Though this ingenious method of reducing the Rates was a fairly widespread practice, partly forced on townships by the burden of Poor Relief, few places imposed so big a fine as Harrogate. In Knaresborough, at this time, there was a special Charity providing a 10 apprenticeship fee for a number of Masters every year. A knowledge of this may have enabled the Harrogate Overseers to fix the amount of the fine, yet strangely enough it did not also suggest to them that, having collected the 10 from a defaulter, they should give it to the Master. The best that can be said of the practice is that it worked out to the financial advantage of the rate-payers. But if the larger view be taken and the interests of the community considered it was admittedly a bad system. Many potential "poor apprentices," who might well have risen from the pauper ranks to become craftsmen, lost their opportunity because suitable Masters were offered no adequate fee for their training. These unfortunate boys and girls were condemned to join the pool of unskilled labour and their doing so would tend to reduce still further the wages of the lowest paid workers.

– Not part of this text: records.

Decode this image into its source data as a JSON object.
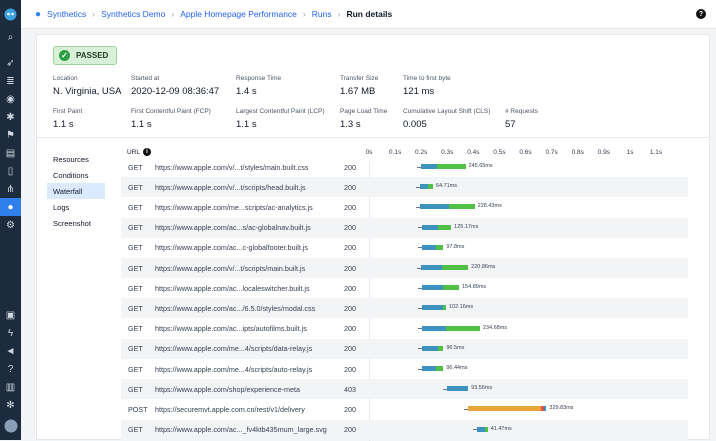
{
  "breadcrumbs": [
    "Synthetics",
    "Synthetics Demo",
    "Apple Homepage Performance",
    "Runs",
    "Run details"
  ],
  "status_badge": "PASSED",
  "metrics": [
    {
      "label": "Location",
      "value": "N. Virginia, USA"
    },
    {
      "label": "Started at",
      "value": "2020-12-09 08:36:47"
    },
    {
      "label": "Response Time",
      "value": "1.4 s"
    },
    {
      "label": "Transfer Size",
      "value": "1.67 MB"
    },
    {
      "label": "Time to first byte",
      "value": "121 ms"
    },
    {
      "label": "First Paint",
      "value": "1.1 s"
    },
    {
      "label": "First Contentful Paint (FCP)",
      "value": "1.1 s"
    },
    {
      "label": "Largest Contentful Paint (LCP)",
      "value": "1.1 s"
    },
    {
      "label": "Page Load Time",
      "value": "1.3 s"
    },
    {
      "label": "Cumulative Layout Shift (CLS)",
      "value": "0.005"
    },
    {
      "label": "# Requests",
      "value": "57"
    }
  ],
  "tabs": [
    "Resources",
    "Conditions",
    "Waterfall",
    "Logs",
    "Screenshot"
  ],
  "active_tab": "Waterfall",
  "url_header": "URL",
  "timeline_ticks": [
    "0s",
    "0.1s",
    "0.2s",
    "0.3s",
    "0.4s",
    "0.5s",
    "0.6s",
    "0.7s",
    "0.8s",
    "0.9s",
    "1s",
    "1.1s"
  ],
  "colors": {
    "wait": "#3d93c0",
    "receive": "#52c047",
    "blocked": "#7c3aed",
    "send": "#e8a63a",
    "accent": "#2f80ed"
  },
  "requests": [
    {
      "method": "GET",
      "url": "https://www.apple.com/v/...t/styles/main.built.css",
      "status": "200",
      "start": 0.2,
      "wait": 0.06,
      "receive": 0.11,
      "duration": "245.65ms"
    },
    {
      "method": "GET",
      "url": "https://www.apple.com/v/...t/scripts/head.built.js",
      "status": "200",
      "start": 0.195,
      "wait": 0.03,
      "receive": 0.02,
      "duration": "64.71ms"
    },
    {
      "method": "GET",
      "url": "https://www.apple.com/me...scripts/ac-analytics.js",
      "status": "200",
      "start": 0.195,
      "wait": 0.11,
      "receive": 0.1,
      "duration": "228.43ms"
    },
    {
      "method": "GET",
      "url": "https://www.apple.com/ac...s/ac-globalnav.built.js",
      "status": "200",
      "start": 0.205,
      "wait": 0.06,
      "receive": 0.05,
      "duration": "125.17ms"
    },
    {
      "method": "GET",
      "url": "https://www.apple.com/ac...c-globalfooter.built.js",
      "status": "200",
      "start": 0.205,
      "wait": 0.05,
      "receive": 0.03,
      "duration": "97.8ms"
    },
    {
      "method": "GET",
      "url": "https://www.apple.com/v/...t/scripts/main.built.js",
      "status": "200",
      "start": 0.2,
      "wait": 0.08,
      "receive": 0.1,
      "duration": "220.86ms"
    },
    {
      "method": "GET",
      "url": "https://www.apple.com/ac...localeswitcher.built.js",
      "status": "200",
      "start": 0.205,
      "wait": 0.08,
      "receive": 0.06,
      "duration": "154.89ms"
    },
    {
      "method": "GET",
      "url": "https://www.apple.com/ac.../6.5.0/styles/modal.css",
      "status": "200",
      "start": 0.205,
      "wait": 0.08,
      "receive": 0.01,
      "duration": "102.16ms"
    },
    {
      "method": "GET",
      "url": "https://www.apple.com/ac...ipts/autofilms.built.js",
      "status": "200",
      "start": 0.205,
      "wait": 0.09,
      "receive": 0.13,
      "duration": "234.68ms"
    },
    {
      "method": "GET",
      "url": "https://www.apple.com/me...4/scripts/data-relay.js",
      "status": "200",
      "start": 0.205,
      "wait": 0.06,
      "receive": 0.02,
      "duration": "96.5ms"
    },
    {
      "method": "GET",
      "url": "https://www.apple.com/me...4/scripts/auto-relay.js",
      "status": "200",
      "start": 0.205,
      "wait": 0.05,
      "receive": 0.03,
      "duration": "96.44ms"
    },
    {
      "method": "GET",
      "url": "https://www.apple.com/shop/experience-meta",
      "status": "403",
      "start": 0.3,
      "wait": 0.08,
      "receive": 0.0,
      "duration": "93.56ms"
    },
    {
      "method": "POST",
      "url": "https://securemvt.apple.com.cn/rest/v1/delivery",
      "status": "200",
      "start": 0.38,
      "wait": 0.0,
      "receive": 0.0,
      "send": 0.3,
      "duration": "329.83ms"
    },
    {
      "method": "GET",
      "url": "https://www.apple.com/ac..._fv4ktb435mum_large.svg",
      "status": "200",
      "start": 0.415,
      "wait": 0.03,
      "receive": 0.01,
      "duration": "41.47ms"
    }
  ]
}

One must admire the astuteness of a Master, one John Ferrington, tailor, of Star Beck, who in 1843 drove a hard bargain with the Overseers. The boy he agreed to take was to have "meat and clothes," during the whole of his apprenticeship, from the township, and was to sleep in the Workhouse. . In addition, Ferrington was to have the "Tayloring Work of the Township." At least one "poor apprentice" was able to get his chance in life.